Cumartesi Anneleri, 1026. hafta eylemlerinde 21 Kasım 1980’de gözaltına alınarak kaybedilen Hayrettin Eren için adalet istedi: 26 yaşındaki Hayrettin Eren, 1970’lerin gençlik hareketinin bir parçasıydı. 12 Eylül darbesinin ardından hakkında yakalama kararı çıktı. Saraçhane Haşim İşcan Geçidi’nde arkadaşıyla birlikte gözaltına alındı.
Kayıplarının bulunması ve faillerin yargılanması talebiyle düzenledikleri eylemlerini sürdüren Cumartesi Anneleri, bu hafta da Galatasaray Meydanı’nda buluştu. Cumartesi Anneleri, 1026. haftada bir kez daha 21 Kasım 1980 tarihinde gözaltına alınarak kaybedilen Hayrettin Eren’in akıbetini sordu.
Eylemin başında yapılan açıklamada, Türkiye’deki hukuk sisteminin krizine dikkat çekildi:
“Adalet sisteminin evrensel hukuk, ahlak ve etik değerlerle arasındaki bağın kopması sonucunda Türkiye, ağır bir hukuk devleti krizi yaşıyor. Bu krizi aşmanın yolu, yargının yürütmenin güdümünden çıkıp, hakların korunmasındaki gerçek rolüne kavuşmasından geçiyor. Ancak o zaman, hukuk kuralları hakları ihlal edilenleri koruyabilir ve suçlulara yaptırım uygulanabilir.”

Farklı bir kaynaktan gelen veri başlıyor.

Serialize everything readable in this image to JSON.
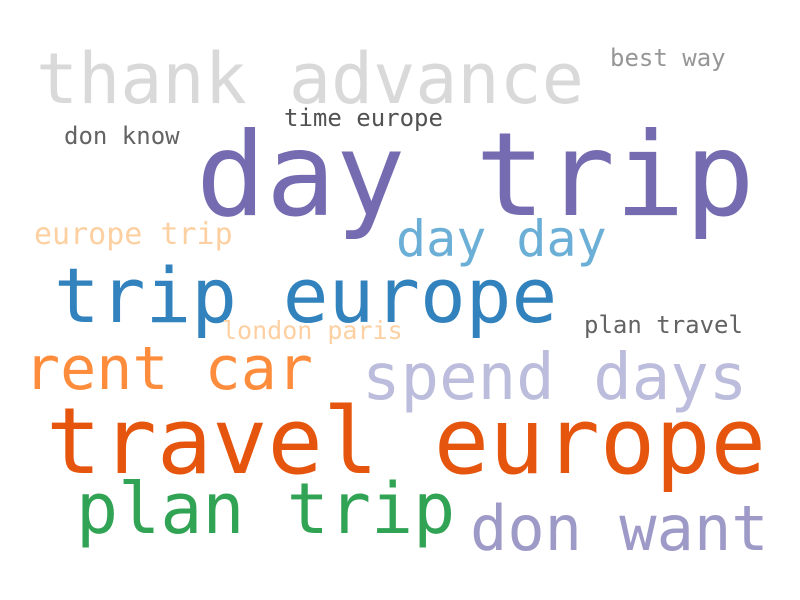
{
  "words": [
    {
      "text": "thank advance",
      "color": "#d9d9d9"
    },
    {
      "text": "best way",
      "color": "#969696"
    },
    {
      "text": "time europe",
      "color": "#525252"
    },
    {
      "text": "don know",
      "color": "#636363"
    },
    {
      "text": "day trip",
      "color": "#756bb1"
    },
    {
      "text": "europe trip",
      "color": "#fdd0a2"
    },
    {
      "text": "day day",
      "color": "#6baed6"
    },
    {
      "text": "trip europe",
      "color": "#3182bd"
    },
    {
      "text": "london paris",
      "color": "#fdd0a2"
    },
    {
      "text": "plan travel",
      "color": "#636363"
    },
    {
      "text": "rent car",
      "color": "#fd8d3c"
    },
    {
      "text": "spend days",
      "color": "#bcbddc"
    },
    {
      "text": "travel europe",
      "color": "#e6550d"
    },
    {
      "text": "plan trip",
      "color": "#31a354"
    },
    {
      "text": "don want",
      "color": "#9e9ac8"
    }
  ]
}
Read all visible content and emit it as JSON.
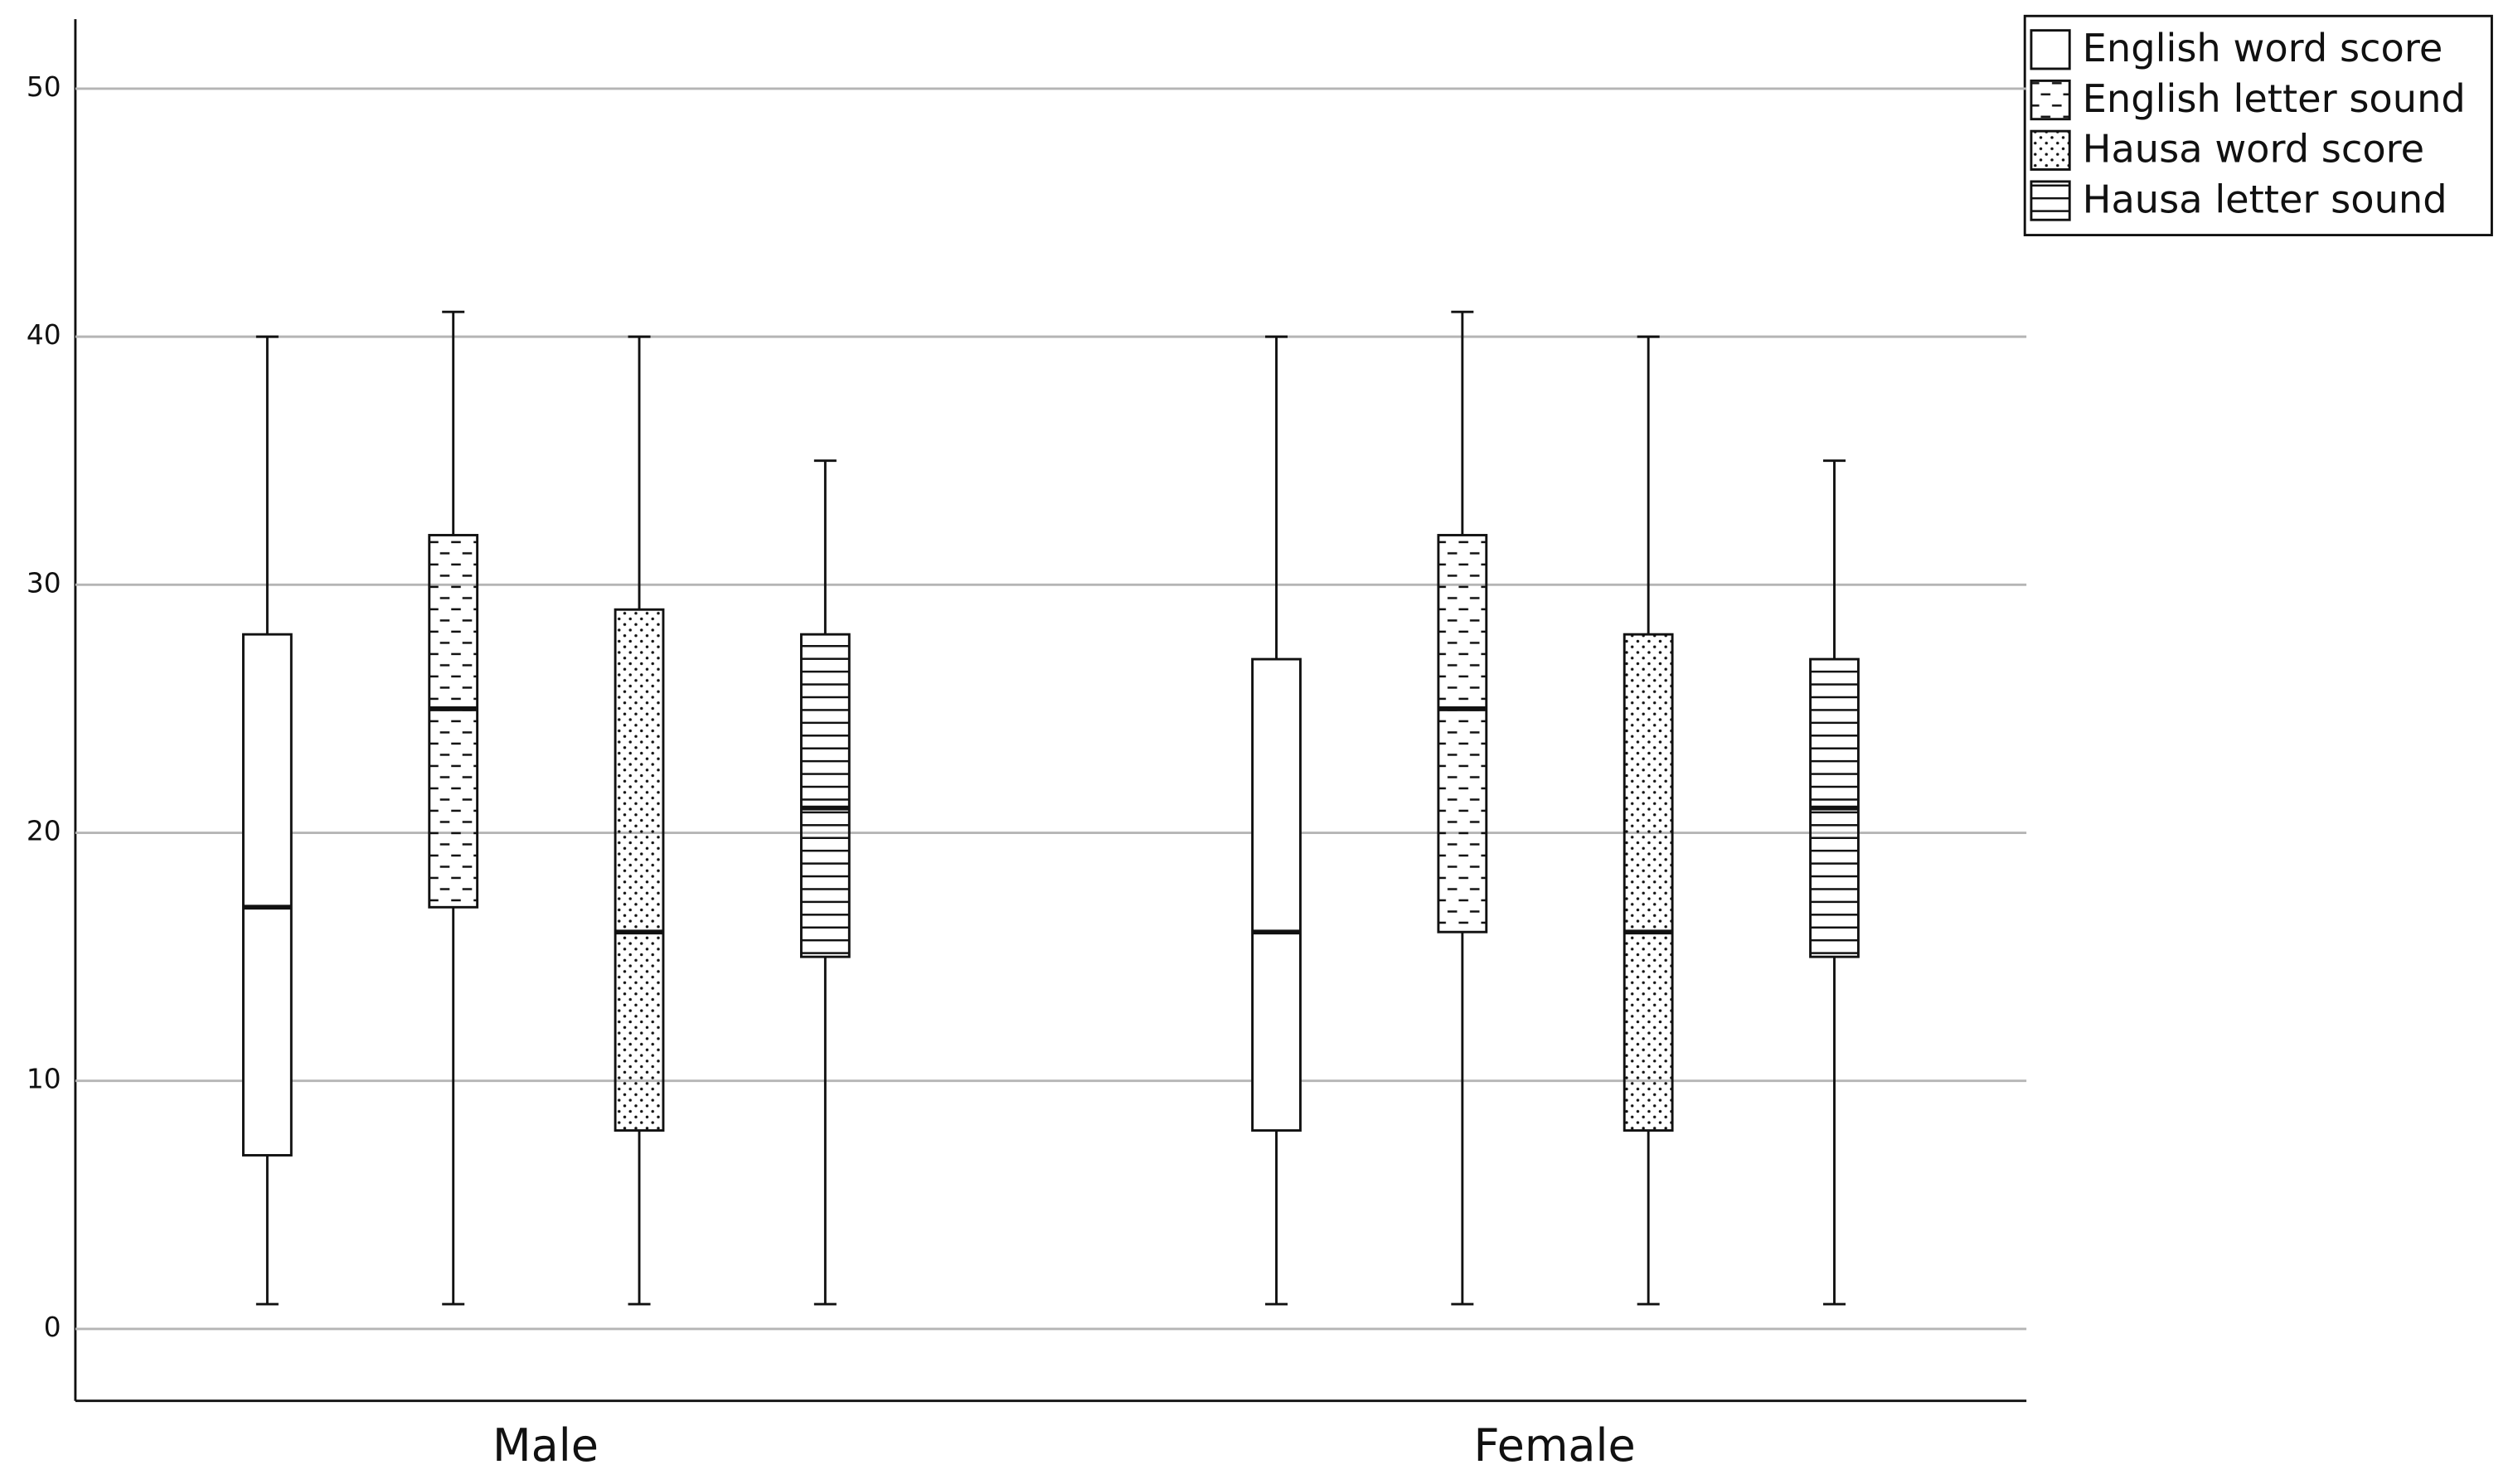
{
  "chart_data": {
    "type": "box",
    "categories": [
      "Male",
      "Female"
    ],
    "series": [
      {
        "name": "English word score",
        "pattern": "none",
        "min": [
          1,
          1
        ],
        "q1": [
          7,
          8
        ],
        "median": [
          17,
          16
        ],
        "q3": [
          28,
          27
        ],
        "max": [
          40,
          40
        ]
      },
      {
        "name": "English letter sound",
        "pattern": "dashes",
        "min": [
          1,
          1
        ],
        "q1": [
          17,
          16
        ],
        "median": [
          25,
          25
        ],
        "q3": [
          32,
          32
        ],
        "max": [
          41,
          41
        ]
      },
      {
        "name": "Hausa word score",
        "pattern": "dots",
        "min": [
          1,
          1
        ],
        "q1": [
          8,
          8
        ],
        "median": [
          16,
          16
        ],
        "q3": [
          29,
          28
        ],
        "max": [
          40,
          40
        ]
      },
      {
        "name": "Hausa letter sound",
        "pattern": "hlines",
        "min": [
          1,
          1
        ],
        "q1": [
          15,
          15
        ],
        "median": [
          21,
          21
        ],
        "q3": [
          28,
          27
        ],
        "max": [
          35,
          35
        ]
      }
    ],
    "ylim": [
      -2.9,
      52.8
    ],
    "yticks": [
      0,
      10,
      20,
      30,
      40,
      50
    ],
    "grid": true,
    "legend": "top-right"
  }
}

Açıklamada, Hayrettin Eren’in dosyasına ilişkin bilgiler kamuoyuyla yeniden paylaşıldı. “1026. haftamızda, tanıklara ve somut delillere rağmen 44 yıldır sonuç alamadığımız Hayrettin Eren dosyasını bir kez daha gündeme taşıyoruz” denilen açıklamada detaylar şöyle:
“26 yaşındaki Hayrettin Eren, 1970’lerin gençlik hareketinin bir parçasıydı. 12 Eylül darbesinin ardından hakkında yakalama kararı çıktı. 21 Kasım 1980’de Saraçhane Haşim İşcan Geçidi’nde arkadaşıyla birlikte gözaltına alındı. Eren’i önce Karagümrük Karakolu’na, ardından Gayrettepe Emniyet Müdürlüğü Siyasi Şube’ye götürdüler. Burada ağır işkenceye maruz kaldı.”
Öte yandan Eren’in ailesinin süreç boyunca karşılaştığı engeller, şöyle özetlendi: “Annesi Elmas Eren, oğlunu sormak için gittiği Gayrettepe Siyasi Şube’de, Hayrettin’in gözaltına alınırken kullandığı otomobili bahçede gördü. Ancak, ‘Hayrettin Eren gözaltında yok’ cevabıyla karşılaştı. Aynı operasyonda gözaltına alınan 8 kişi ise savcıya verdiği ifadede, ‘Hayrettin Eren bizimle gözaltındaydı’ diyerek tanıklık yaptı. Buna rağmen, Eren ailesinin tüm başvuruları yanıtsız kaldı. ‘Hayrettin Eren gözaltına alınmamıştır, hâlâ aranıyor’ cevabı hiç değişmedi.”
Açıklama şöyle devam etti: “Elmas ve Kemalettin Eren, çiçeklerle donatacakları bir mezar arayışını çocuklarına, torunlarına miras bırakarak aramızdan ayrıldılar.. Onların bıraktığı yerden tekrarlıyoruz. İstanbul Emniyet Müdürü Şükrü Balcı, Siyasi Şube Müdürü Tayyar Sever, Siyasi Şube Müdür Yardımcısı Mehmet Ağar, Hayrettin’e işkence yapan timin şefi Fikret Işınkaralar, Hayrettin Eren’in kaybedilmesi suçunun fail ve sorumlularıdır. Devleti yönetenler, 44 yıldır Hayrettin Eren’in akıbetini gizledi. Onu kaybedenleri cezasız bırakarak 12 Eylül zihniyetini devam ettiriyor.”
Bu haberler de ilginizi çekebilir:
Ayrıca açıklama, iktidar ve yargı makamlarına çağrıyla son buldu: “Kaç yıl geçerse geçsin; Hayrettin Eren ve tüm kayıplarımız için adalet istemekten vazgeçmeyeceğiz. Hukuk devletini hatırlatmaktan vazgeçmeyeceğiz. Etkin bir soruşturma ve kovuşturma yapma yükümlülüğünüzü yerine getirin.”